Moreover, a third rating agency - Moody's - downgraded SA's local and foreign currency sovereign debt to one notch above junk status in June. In such an environment, one would expect a sell-off in bond yields. This was not the case however, as strong foreign inflows came to the rescue. Global equities returned 1.5% outperforming cash and bonds which produced 0.8% and -0.04% respectively. SA equities lost 1.0%, property returned 0.9%,
cash 1.9% and bonds 1.5%.
Portfolio review
The Fund outperformed peers over the quarter and 12-month periods. Its high allocation to domestic fixed income helped performance as defensive assets rallied over the year. The Fund also had higher exposure to offshore equities and despite the stronger rand, global equities performed very well. Although we started trimming this exposure at the beginning of the year, the Fund remains overweight relative to its peers. Amongst the underlying building blocks, the local bond building block took longer duration positions during Nenegate and benefited as bond yields came down from post December 2015 levels. The local equity building block also had a good year largely driven by positive stock selection from some
of its valuation-oriented managers such as Coronation and Prudential.
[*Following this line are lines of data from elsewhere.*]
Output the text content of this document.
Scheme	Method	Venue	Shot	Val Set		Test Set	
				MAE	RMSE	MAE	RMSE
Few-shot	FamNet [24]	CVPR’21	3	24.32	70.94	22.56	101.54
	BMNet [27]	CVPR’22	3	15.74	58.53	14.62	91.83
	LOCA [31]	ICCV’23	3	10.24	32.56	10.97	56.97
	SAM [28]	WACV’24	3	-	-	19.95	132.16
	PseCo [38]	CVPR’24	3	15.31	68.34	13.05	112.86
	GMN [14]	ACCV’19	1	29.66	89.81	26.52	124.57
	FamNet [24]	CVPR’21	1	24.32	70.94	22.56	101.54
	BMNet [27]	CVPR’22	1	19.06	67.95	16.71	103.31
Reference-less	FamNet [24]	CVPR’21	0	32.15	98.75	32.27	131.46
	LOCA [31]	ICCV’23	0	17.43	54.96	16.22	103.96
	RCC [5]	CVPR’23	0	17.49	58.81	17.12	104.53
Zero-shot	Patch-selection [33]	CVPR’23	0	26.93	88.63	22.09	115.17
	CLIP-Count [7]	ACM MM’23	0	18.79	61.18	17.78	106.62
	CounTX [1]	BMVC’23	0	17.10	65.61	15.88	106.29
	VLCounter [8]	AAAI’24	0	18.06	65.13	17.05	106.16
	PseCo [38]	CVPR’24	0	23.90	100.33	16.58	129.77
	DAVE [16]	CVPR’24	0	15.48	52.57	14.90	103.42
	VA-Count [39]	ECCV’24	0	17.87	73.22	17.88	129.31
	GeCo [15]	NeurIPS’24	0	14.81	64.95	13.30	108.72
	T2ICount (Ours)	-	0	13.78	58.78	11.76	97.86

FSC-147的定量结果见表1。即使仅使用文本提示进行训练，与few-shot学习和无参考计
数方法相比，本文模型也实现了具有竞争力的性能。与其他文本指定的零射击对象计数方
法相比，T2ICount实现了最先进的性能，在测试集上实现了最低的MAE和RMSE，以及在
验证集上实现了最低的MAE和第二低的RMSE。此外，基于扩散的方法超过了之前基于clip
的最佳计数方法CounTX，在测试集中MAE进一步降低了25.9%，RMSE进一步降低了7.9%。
The local cash building block also had a good year. The property building block had a difficult quarter as concerns of lower GDP growth in SA weighed heavily on its small cap shares. The long-term performance of the Fund has been pleasing over the 10-years to the end of June, with performance remaining ahead of peers.
Portfolio positioning and outlook
The Fund remains overweight growth assets relative to peers, a position we started building early in the year. Within the fixed income component, there is a high exposure to short-dated instruments. Looking forward, the SA political environment remains fragile and our expectations of economic growth are now lower than they were at the start of the year. In this environment of increased uncertainty, we encourage clients to have a long-term
focus when making and evaluating investment decisions.